Help Will Graham

"What am I doing here in this endless winter?"
― Franz Kafka, The Metamorphosis and Other Stories

"You want me to prove he's innocent because you're in love with him." Holmes surveyed the woman in front of him—young, but not too young. Pretty, but not vulgarly so. She smiled.

"I won't deny that I'm attracted to Will Graham, but what makes you think I'm in love with him?" She looked at him like a cat contemplating a ball of string.

"No need to form any complex psychological suppositions about my mental processes," he answered, not altogether pleasantly. "It's pure logic."

"No one takes her first leave of absence in five years and travels overseas at considerable personal cost for the sake of a colleague, even a favorite colleague. If Will Graham was nothing more than a good friend, you'd have contacted me through my website and taken your chances. But you couldn't risk it.
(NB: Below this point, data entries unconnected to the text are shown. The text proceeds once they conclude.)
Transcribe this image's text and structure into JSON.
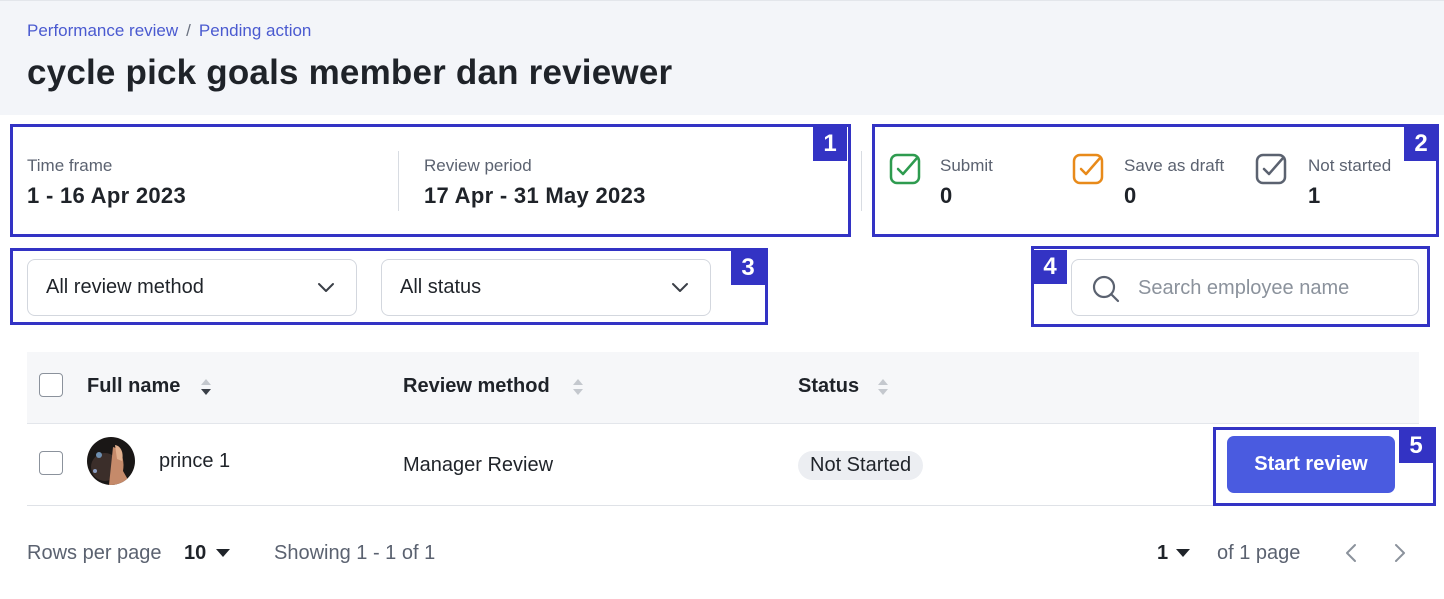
{
  "breadcrumb": {
    "root": "Performance review",
    "separator": "/",
    "current": "Pending action"
  },
  "page_title": "cycle pick goals member dan reviewer",
  "info": {
    "time_frame_label": "Time frame",
    "time_frame_value": "1 - 16 Apr 2023",
    "review_period_label": "Review period",
    "review_period_value": "17 Apr - 31 May 2023"
  },
  "status_summary": [
    {
      "label": "Submit",
      "count": "0",
      "color": "#2e9b4f",
      "icon": "check-square-icon"
    },
    {
      "label": "Save as draft",
      "count": "0",
      "color": "#e88a1a",
      "icon": "check-square-icon"
    },
    {
      "label": "Not started",
      "count": "1",
      "color": "#5b6270",
      "icon": "check-square-icon"
    }
  ],
  "filters": {
    "review_method": "All review method",
    "status": "All status"
  },
  "search": {
    "placeholder": "Search employee name"
  },
  "table": {
    "columns": [
      "Full name",
      "Review method",
      "Status"
    ],
    "rows": [
      {
        "name": "prince 1",
        "review_method": "Manager Review",
        "status": "Not Started",
        "action": "Start review"
      }
    ]
  },
  "pagination": {
    "rows_per_page_label": "Rows per page",
    "rows_per_page_value": "10",
    "showing": "Showing 1 - 1 of 1",
    "current_page": "1",
    "of_pages": "of 1 page"
  },
  "annotations": [
    "1",
    "2",
    "3",
    "4",
    "5"
  ],
  "colors": {
    "accent": "#4a5be0",
    "annotation": "#3333c4",
    "header_bg": "#f3f5f9"
  }
}
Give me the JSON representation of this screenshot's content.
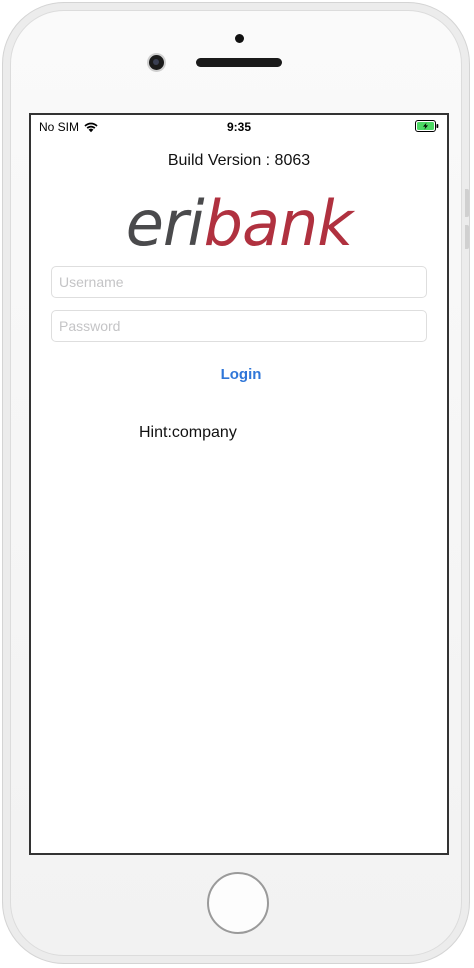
{
  "status_bar": {
    "carrier": "No SIM",
    "time": "9:35",
    "wifi_icon": "wifi-icon",
    "battery_icon": "battery-charging-icon"
  },
  "build_version": "Build Version : 8063",
  "logo": {
    "part1": "eri",
    "part2": "bank",
    "colors": {
      "part1": "#4a4a4c",
      "part2": "#b0313f"
    }
  },
  "login_form": {
    "username": {
      "placeholder": "Username",
      "value": ""
    },
    "password": {
      "placeholder": "Password",
      "value": ""
    },
    "login_label": "Login"
  },
  "hint": "Hint:company",
  "colors": {
    "accent": "#2f76d8",
    "battery_charge": "#4cd964"
  }
}
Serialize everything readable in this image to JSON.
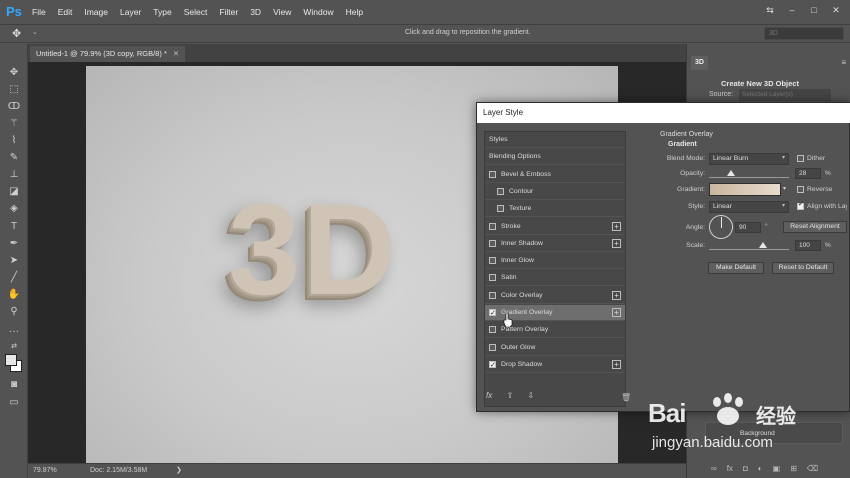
{
  "app": {
    "logo": "Ps",
    "menu": [
      "File",
      "Edit",
      "Image",
      "Layer",
      "Type",
      "Select",
      "Filter",
      "3D",
      "View",
      "Window",
      "Help"
    ],
    "window_controls": [
      "⇆",
      "–",
      "□",
      "✕"
    ]
  },
  "options_bar": {
    "hint": "Click and drag to reposition the gradient.",
    "mode_value": "3D"
  },
  "document": {
    "tab_title": "Untitled-1 @ 79.9% (3D copy, RGB/8) *",
    "canvas_text": "3D"
  },
  "status": {
    "zoom": "79.87%",
    "doc_size": "Doc: 2.15M/3.58M",
    "arrow": "❯"
  },
  "right_panel": {
    "tab": "3D",
    "create_title": "Create New 3D Object",
    "source_label": "Source:",
    "source_value": "Selected Layer(s)",
    "layer_name": "Background"
  },
  "dialog": {
    "title": "Layer Style",
    "styles": [
      {
        "label": "Styles",
        "checkbox": false,
        "checked": false,
        "plus": false,
        "indent": 0,
        "selected": false
      },
      {
        "label": "Blending Options",
        "checkbox": false,
        "checked": false,
        "plus": false,
        "indent": 0,
        "selected": false
      },
      {
        "label": "Bevel & Emboss",
        "checkbox": true,
        "checked": false,
        "plus": false,
        "indent": 0,
        "selected": false
      },
      {
        "label": "Contour",
        "checkbox": true,
        "checked": false,
        "plus": false,
        "indent": 1,
        "selected": false
      },
      {
        "label": "Texture",
        "checkbox": true,
        "checked": false,
        "plus": false,
        "indent": 1,
        "selected": false
      },
      {
        "label": "Stroke",
        "checkbox": true,
        "checked": false,
        "plus": true,
        "indent": 0,
        "selected": false
      },
      {
        "label": "Inner Shadow",
        "checkbox": true,
        "checked": false,
        "plus": true,
        "indent": 0,
        "selected": false
      },
      {
        "label": "Inner Glow",
        "checkbox": true,
        "checked": false,
        "plus": false,
        "indent": 0,
        "selected": false
      },
      {
        "label": "Satin",
        "checkbox": true,
        "checked": false,
        "plus": false,
        "indent": 0,
        "selected": false
      },
      {
        "label": "Color Overlay",
        "checkbox": true,
        "checked": false,
        "plus": true,
        "indent": 0,
        "selected": false
      },
      {
        "label": "Gradient Overlay",
        "checkbox": true,
        "checked": true,
        "plus": true,
        "indent": 0,
        "selected": true
      },
      {
        "label": "Pattern Overlay",
        "checkbox": true,
        "checked": false,
        "plus": false,
        "indent": 0,
        "selected": false
      },
      {
        "label": "Outer Glow",
        "checkbox": true,
        "checked": false,
        "plus": false,
        "indent": 0,
        "selected": false
      },
      {
        "label": "Drop Shadow",
        "checkbox": true,
        "checked": true,
        "plus": true,
        "indent": 0,
        "selected": false
      }
    ],
    "fx_label": "fx",
    "section_title": "Gradient Overlay",
    "section_subtitle": "Gradient",
    "blend_mode_label": "Blend Mode:",
    "blend_mode_value": "Linear Burn",
    "dither_label": "Dither",
    "dither_checked": false,
    "opacity_label": "Opacity:",
    "opacity_value": "28",
    "opacity_fraction": 0.28,
    "percent": "%",
    "gradient_label": "Gradient:",
    "reverse_label": "Reverse",
    "reverse_checked": false,
    "style_label": "Style:",
    "style_value": "Linear",
    "align_label": "Align with Layer",
    "align_checked": true,
    "angle_label": "Angle:",
    "angle_value": "90",
    "degree": "°",
    "reset_alignment": "Reset Alignment",
    "scale_label": "Scale:",
    "scale_value": "100",
    "scale_fraction": 0.67,
    "make_default": "Make Default",
    "reset_default": "Reset to Default"
  },
  "watermark": {
    "logo": "Bai",
    "jy": "经验",
    "url": "jingyan.baidu.com"
  }
}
He's too important."

"Who's doing psychoanalysis now?" she asked mildly, picking up her teacup and surveying its complex map of Great Britain before setting it down gently and staring Holmes full in the face. "I really don't care how much you know about me. What I care about is whether or not you're willing to help Will Graham." Her tone was level, but he could tell her projected aura of calm was costing her great personal effort.

"That seems reasonable," Watson suddenly saw fit to put in. Holmes was forever amazed by his friend's bizarre timing. The doctor would say it was social courtesy, but the placement of his remarks seemed invariably random to his friend.

"We'll come," said Holmes.

"Excellent," said Dr. Bloom, a little too quickly. She traced the embroidered Union Flag on the pillow next to her. "How long will it take you to work out immigration?"

"Not long," the detective answered, offering no more than that. "Of course, you'd have sorted that already if you weren't doing this behind the backs of everyone in your department." He showed his hand on purpose, wanting her to see how much he knew and infer the futility of trying to play him the way she was obviously playing her superiors.

"True," she answered simply, unperturbed. "My boss thinks Will Graham is a deluded serial killer. Not exactly apt to provide an expense account for a trip to another country to recruit an amateur detective."

"Forgive me, Dr. Bloom," said Watson hesitantly, "but if you work for the FBI, why do you need Sherlock?"

Holmes smiled and provided his own answer. "Really, John, I'm the best in the world."

"I read the account of the Hudson case," said the woman, exactly as if he hadn't spoken. "It's part of the profiling curriculum."

"A book?" asked Watson, obviously annoyed that Holmes had never informed him of its existence.

"I've never read it," said Holmes. "I haven't time to care what inanity a psychiatrist surmises about a clear-cut case of serial murder."

"Hardly clear-cut," said Dr. Bloom, addressing Watson. "He made connections no one else in the world could have made. The book is a parallel between Mr. Holmes's movements and Mr. Hudson's. It's a profile of two types of abnormal psychology, the criminal's and the detective's. It's considered a classic in the field." She turned back to Holmes.

"You'll have to meet the author, whether you want to or not. Will Graham is insisting that he's the real killer, even though there's no evidence linking him to any of the murders. He was my teacher, a long time ago. His name is Hannibal Lecter."

Holmes pressed his fingertips together. "I look forward to meeting him."